Here’s how to manage automatic system backups on a Mac:
|1.||Go to System Preferences > iCloud > Manage|
|2.||Click on Backups on the left-hand side, then select any versions that you do not need and delete them. The process will take a few seconds.|
You can also delete both system backups and individual app backups from your iOS device. Here’s how:
|1.||For automatic system backups, go to Settings > your Apple ID > iCloud > Manage Storage > Backups.|
|2.||From here, you can delete any backups you would like, manage the data you wish to include or exclude from iCloud backups, or turn off automatic backups altogether.|
|3.||For automatic updates for individual apps, the process is almost identical. Go to Settings > your Apple ID > iCloud.|
|4.||Under Manage Storage you’ll notice the Apps Using iCloud section. Simply toggle the button to grey to turn off automatic iCloud backups for that app, or green to turn them on.|
This might not seem like the most obvious solution to some, but a good way to get rid of that pesky “iCloud Storage Almost Full” message is to download files that you still need and upload them elsewhere, such as to an external hard drive or another cloud service. With up to 15GB of free space, Google Drive is an excellent supplement to iCloud.
There are also plenty of other providers that offer free space, and most allow for auto synchronization so you will not have to worry about manual backups. This feature can be used for all kinds of data including videos, images, contacts, and more.
Once copied over, delete those files from iCloud. Just be sure to disable automatic photo backups so they don’t go taking up all your iCloud space again.
iCloud Drive can be a bit like the Island of Misfit Toys. Lots of unneeded things can wind up there if you don’t stay on top of it. Stay vigilant and delete as much as you can to keep your space clear.

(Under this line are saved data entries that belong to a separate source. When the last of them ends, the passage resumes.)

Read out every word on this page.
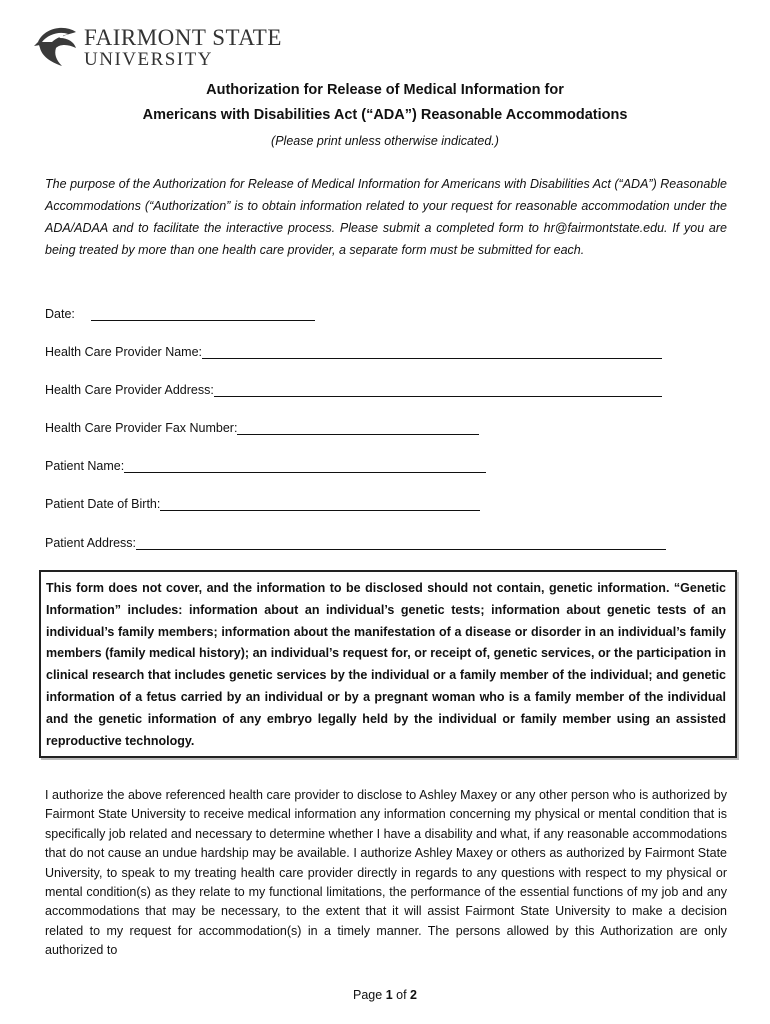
FAIRMONT STATE
UNIVERSITY
Authorization for Release of Medical Information for
Americans with Disabilities Act (“ADA”) Reasonable Accommodations
(Please print unless otherwise indicated.)
The purpose of the Authorization for Release of Medical Information for Americans with Disabilities Act (“ADA”) Reasonable Accommodations (“Authorization” is to obtain information related to your request for reasonable accommodation under the ADA/ADAA and to facilitate the interactive process. Please submit a completed form to hr@fairmontstate.edu. If you are being treated by more than one health care provider, a separate form must be submitted for each.
Date:
Health Care Provider Name:
Health Care Provider Address:
Health Care Provider Fax Number:
Patient Name:
Patient Date of Birth:
Patient Address:
This form does not cover, and the information to be disclosed should not contain, genetic information. “Genetic Information” includes: information about an individual’s genetic tests; information about genetic tests of an individual’s family members; information about the manifestation of a disease or disorder in an individual’s family members (family medical history); an individual’s request for, or receipt of, genetic services, or the participation in clinical research that includes genetic services by the individual or a family member of the individual; and genetic information of a fetus carried by an individual or by a pregnant woman who is a family member of the individual and the genetic information of any embryo legally held by the individual or family member using an assisted reproductive technology.
I authorize the above referenced health care provider to disclose to Ashley Maxey or any other person who is authorized by Fairmont State University to receive medical information any information concerning my physical or mental condition that is specifically job related and necessary to determine whether I have a disability and what, if any reasonable accommodations that do not cause an undue hardship may be available. I authorize Ashley Maxey or others as authorized by Fairmont State University, to speak to my treating health care provider directly in regards to any questions with respect to my physical or mental condition(s) as they relate to my functional limitations, the performance of the essential functions of my job and any accommodations that may be necessary, to the extent that it will assist Fairmont State University to make a decision related to my request for accommodation(s) in a timely manner. The persons allowed by this Authorization are only authorized to
Page 1 of 2
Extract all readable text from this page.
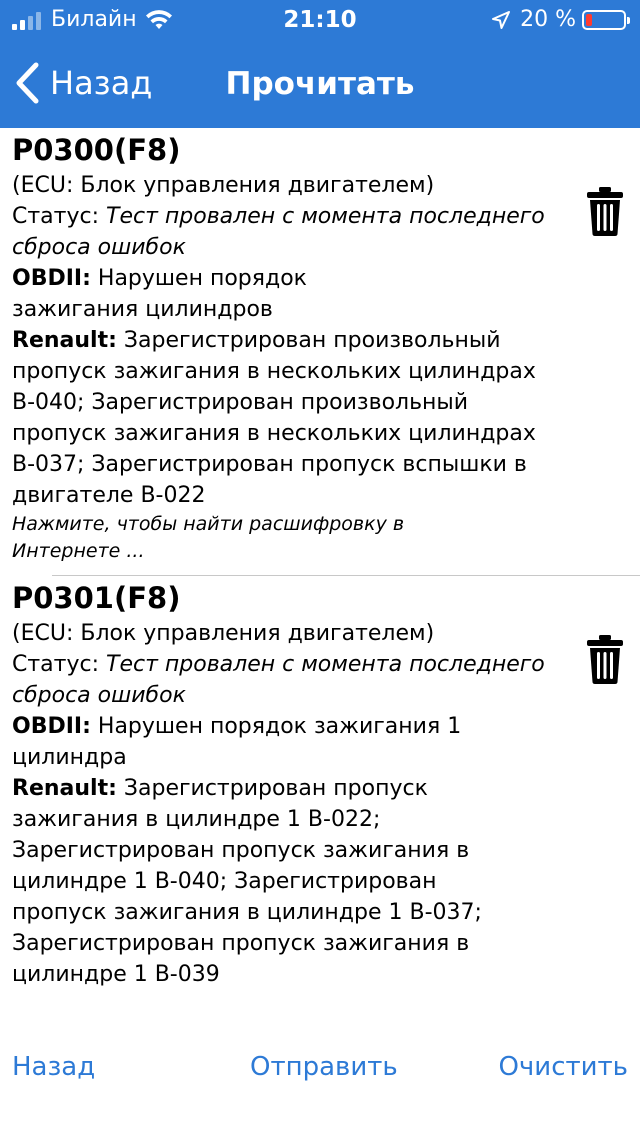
Билайн	21:10	20 %
Назад	Прочитать
P0300(F8)
(ECU: Блок управления двигателем)
Статус: Тест провален с момента последнего сброса ошибок
OBDII: Нарушен порядок зажигания цилиндров
Renault: Зарегистрирован произвольный пропуск зажигания в нескольких цилиндрах B-040; Зарегистрирован произвольный пропуск зажигания в нескольких цилиндрах B-037; Зарегистрирован пропуск вспышки в двигателе B-022
Нажмите, чтобы найти расшифровку в Интернете ...
P0301(F8)
(ECU: Блок управления двигателем)
Статус: Тест провален с момента последнего сброса ошибок
OBDII: Нарушен порядок зажигания 1 цилиндра
Renault: Зарегистрирован пропуск зажигания в цилиндре 1 B-022; Зарегистрирован пропуск зажигания в цилиндре 1 B-040; Зарегистрирован пропуск зажигания в цилиндре 1 B-037; Зарегистрирован пропуск зажигания в цилиндре 1 B-039
Назад	Отправить	Очистить
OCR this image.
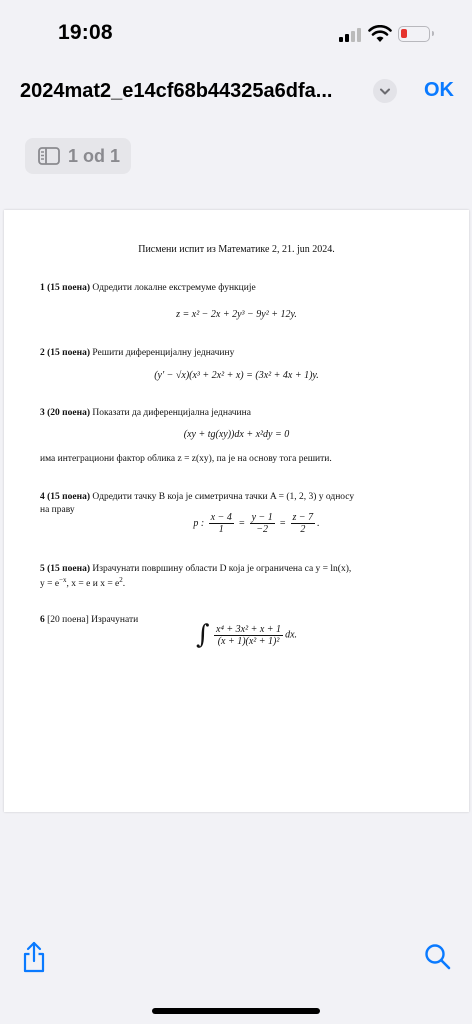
19:08
2024mat2_e14cf68b44325a6dfa...	OK
1 od 1
Писмени испит из Математике 2, 21. jun 2024.
1 (15 поена) Одредити локалне екстремуме функције
z = x² − 2x + 2y³ − 9y² + 12y.
2 (15 поена) Решити диференцијалну једначину
(y′ − √x)(x³ + 2x² + x) = (3x² + 4x + 1)y.
3 (20 поена) Показати да диференцијална једначина
(xy + tg(xy))dx + x²dy = 0
има интеграциони фактор облика z = z(xy), па је на основу тога решити.
4 (15 поена) Одредити тачку B која је симетрична тачки A = (1, 2, 3) у односу
на праву
p : $\frac{x - 4}{1} = \frac{y - 1}{-2} = \frac{z - 7}{2}$ .
5 (15 поена) Израчунати површину области D која је ограничена са y = ln(x),
$y = e^{-x}$, x = e и $x = e^2$.
6 [20 поена] Израчунати	∫ $\frac{\text{x⁴ + 3x² + x + 1}}{\text{(x + 1)(x² + 1)²}}$ dx.
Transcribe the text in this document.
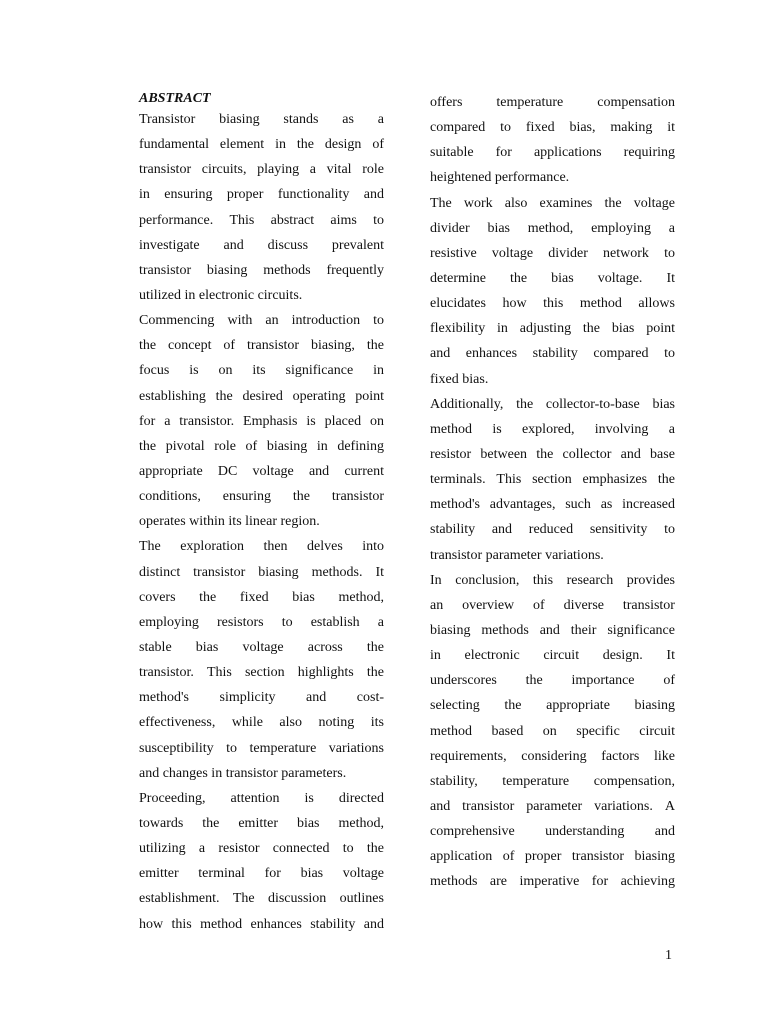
ABSTRACT
Transistor biasing stands as a
fundamental element in the design of
transistor circuits, playing a vital role
in ensuring proper functionality and
performance. This abstract aims to
investigate and discuss prevalent
transistor biasing methods frequently
utilized in electronic circuits.
Commencing with an introduction to
the concept of transistor biasing, the
focus is on its significance in
establishing the desired operating point
for a transistor. Emphasis is placed on
the pivotal role of biasing in defining
appropriate DC voltage and current
conditions, ensuring the transistor
operates within its linear region.
The exploration then delves into
distinct transistor biasing methods. It
covers the fixed bias method,
employing resistors to establish a
stable bias voltage across the
transistor. This section highlights the
method's simplicity and cost-
effectiveness, while also noting its
susceptibility to temperature variations
and changes in transistor parameters.
Proceeding, attention is directed
towards the emitter bias method,
utilizing a resistor connected to the
emitter terminal for bias voltage
establishment. The discussion outlines
how this method enhances stability and
offers temperature compensation
compared to fixed bias, making it
suitable for applications requiring
heightened performance.
The work also examines the voltage
divider bias method, employing a
resistive voltage divider network to
determine the bias voltage. It
elucidates how this method allows
flexibility in adjusting the bias point
and enhances stability compared to
fixed bias.
Additionally, the collector-to-base bias
method is explored, involving a
resistor between the collector and base
terminals. This section emphasizes the
method's advantages, such as increased
stability and reduced sensitivity to
transistor parameter variations.
In conclusion, this research provides
an overview of diverse transistor
biasing methods and their significance
in electronic circuit design. It
underscores the importance of
selecting the appropriate biasing
method based on specific circuit
requirements, considering factors like
stability, temperature compensation,
and transistor parameter variations. A
comprehensive understanding and
application of proper transistor biasing
methods are imperative for achieving
1
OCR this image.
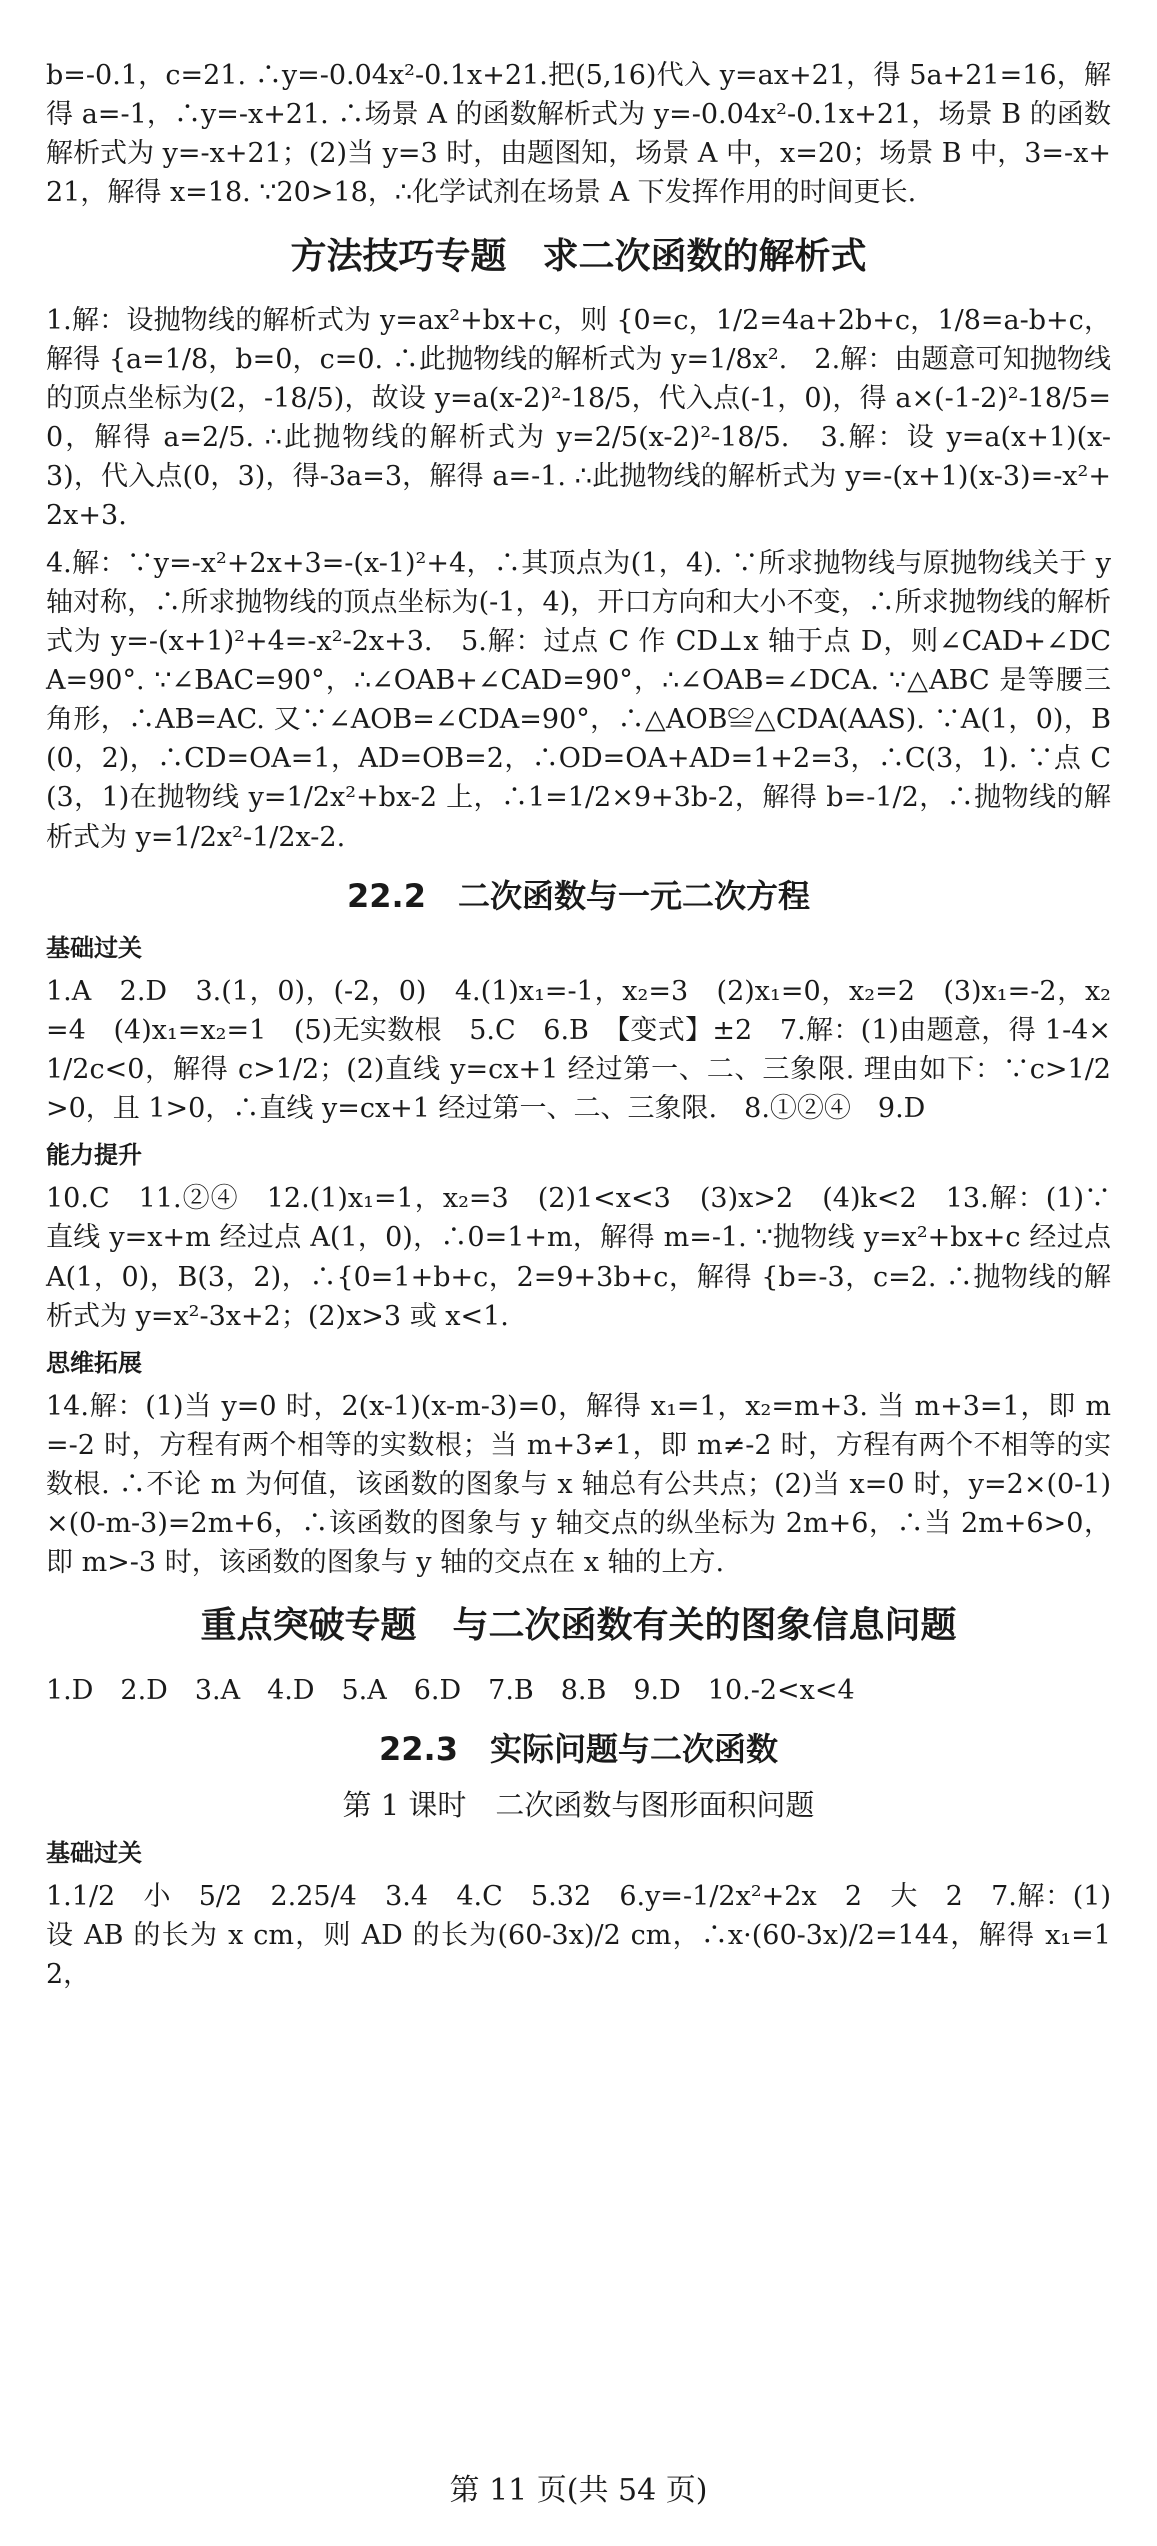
b=-0.1，c=21. ∴y=-0.04x²-0.1x+21.把(5,16)代入 y=ax+21，得 5a+21=16，解得 a=-1，∴y=-x+21. ∴场景 A 的函数解析式为 y=-0.04x²-0.1x+21，场景 B 的函数解析式为 y=-x+21；(2)当 y=3 时，由题图知，场景 A 中，x=20；场景 B 中，3=-x+21，解得 x=18. ∵20>18，∴化学试剂在场景 A 下发挥作用的时间更长.
方法技巧专题　求二次函数的解析式
1.解：设抛物线的解析式为 y=ax²+bx+c，则 {0=c，1/2=4a+2b+c，1/8=a-b+c，解得 {a=1/8，b=0，c=0. ∴此抛物线的解析式为 y=1/8x².　2.解：由题意可知抛物线的顶点坐标为(2，-18/5)，故设 y=a(x-2)²-18/5，代入点(-1，0)，得 a×(-1-2)²-18/5=0，解得 a=2/5. ∴此抛物线的解析式为 y=2/5(x-2)²-18/5.　3.解：设 y=a(x+1)(x-3)，代入点(0，3)，得-3a=3，解得 a=-1. ∴此抛物线的解析式为 y=-(x+1)(x-3)=-x²+2x+3.
4.解：∵y=-x²+2x+3=-(x-1)²+4，∴其顶点为(1，4). ∵所求抛物线与原抛物线关于 y 轴对称，∴所求抛物线的顶点坐标为(-1，4)，开口方向和大小不变，∴所求抛物线的解析式为 y=-(x+1)²+4=-x²-2x+3.　5.解：过点 C 作 CD⊥x 轴于点 D，则∠CAD+∠DCA=90°. ∵∠BAC=90°，∴∠OAB+∠CAD=90°，∴∠OAB=∠DCA. ∵△ABC 是等腰三角形，∴AB=AC. 又∵∠AOB=∠CDA=90°，∴△AOB≌△CDA(AAS). ∵A(1，0)，B(0，2)，∴CD=OA=1，AD=OB=2，∴OD=OA+AD=1+2=3，∴C(3，1). ∵点 C(3，1)在抛物线 y=1/2x²+bx-2 上，∴1=1/2×9+3b-2，解得 b=-1/2，∴抛物线的解析式为 y=1/2x²-1/2x-2.
22.2　二次函数与一元二次方程
基础过关
1.A　2.D　3.(1，0)，(-2，0)　4.(1)x₁=-1，x₂=3　(2)x₁=0，x₂=2　(3)x₁=-2，x₂=4　(4)x₁=x₂=1　(5)无实数根　5.C　6.B　【变式】±2　7.解：(1)由题意，得 1-4×1/2c<0，解得 c>1/2；(2)直线 y=cx+1 经过第一、二、三象限. 理由如下：∵c>1/2>0，且 1>0，∴直线 y=cx+1 经过第一、二、三象限.　8.①②④　9.D
能力提升
10.C　11.②④　12.(1)x₁=1，x₂=3　(2)1<x<3　(3)x>2　(4)k<2　13.解：(1)∵直线 y=x+m 经过点 A(1，0)，∴0=1+m，解得 m=-1. ∵抛物线 y=x²+bx+c 经过点 A(1，0)，B(3，2)，∴{0=1+b+c，2=9+3b+c，解得 {b=-3，c=2. ∴抛物线的解析式为 y=x²-3x+2；(2)x>3 或 x<1.
思维拓展
14.解：(1)当 y=0 时，2(x-1)(x-m-3)=0，解得 x₁=1，x₂=m+3. 当 m+3=1，即 m=-2 时，方程有两个相等的实数根；当 m+3≠1，即 m≠-2 时，方程有两个不相等的实数根. ∴不论 m 为何值，该函数的图象与 x 轴总有公共点；(2)当 x=0 时，y=2×(0-1)×(0-m-3)=2m+6，∴该函数的图象与 y 轴交点的纵坐标为 2m+6，∴当 2m+6>0，即 m>-3 时，该函数的图象与 y 轴的交点在 x 轴的上方.
重点突破专题　与二次函数有关的图象信息问题
1.D　2.D　3.A　4.D　5.A　6.D　7.B　8.B　9.D　10.-2<x<4
22.3　实际问题与二次函数
第 1 课时　二次函数与图形面积问题
基础过关
1.1/2　小　5/2　2.25/4　3.4　4.C　5.32　6.y=-1/2x²+2x　2　大　2　7.解：(1)设 AB 的长为 x cm，则 AD 的长为(60-3x)/2 cm，∴x·(60-3x)/2=144，解得 x₁=12，
第 11 页(共 54 页)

Although it’s possible to get rid of things on your iOS device (Files app > Browse > iCloud Drive on iOS 11 and up or in the iCloud Drive app with older iOS versions), it’s much easier to say goodbye to a bunch of files at once by using your Mac. Just open Finder and delete anything unnecessary.
Consider having multiple iCloud accounts—one for each device. This will offer you more space, but it can make your job difficult if you have to work on the same file across multiple devices.
We hate to tell you this, but if you think knowing how to free up space on iCloud is all there is to it, you’re wrong. Depending on how you use your devices, 5GB of storage might never be enough. In that case, no amount of deleting can save you or your pocketbook.
If that sounds like you, rest easy in knowing that Apple offers iCloud storage plans with up to 2TB of space. The cheapest paid plan (50GB) costs just $0.99 per month, and a reasonable 200GB of space will run you only $2.99 per month. Still not enough? Their most expensive and spacious plan costs $9.99 per month.
Did you spring-clean your device only to find that you’re still only a handful of photos away from a “Storage Full” pop-up? It might be time for a new device altogether. Rather than tossing it in your junk drawer or using Apple’s trade-in program, think about selling your used device (we’re talking iPhones, iPads, MacBooks, Apple Watches, and more) to GadgetGone.
Simply choose your device, provide the required information, get an instant quote, ship your device, and receive your payment. Then, take all that cash, get yourself a shiny new iPhone with bountiful free space, and treat yourself to an upgraded iCloud storage plan.
Whatever you do, just be sure to use all that available space responsibly and avoid keeping files that you do not need. With any luck, you’ll never have to Google “how to free up space on iCloud” again.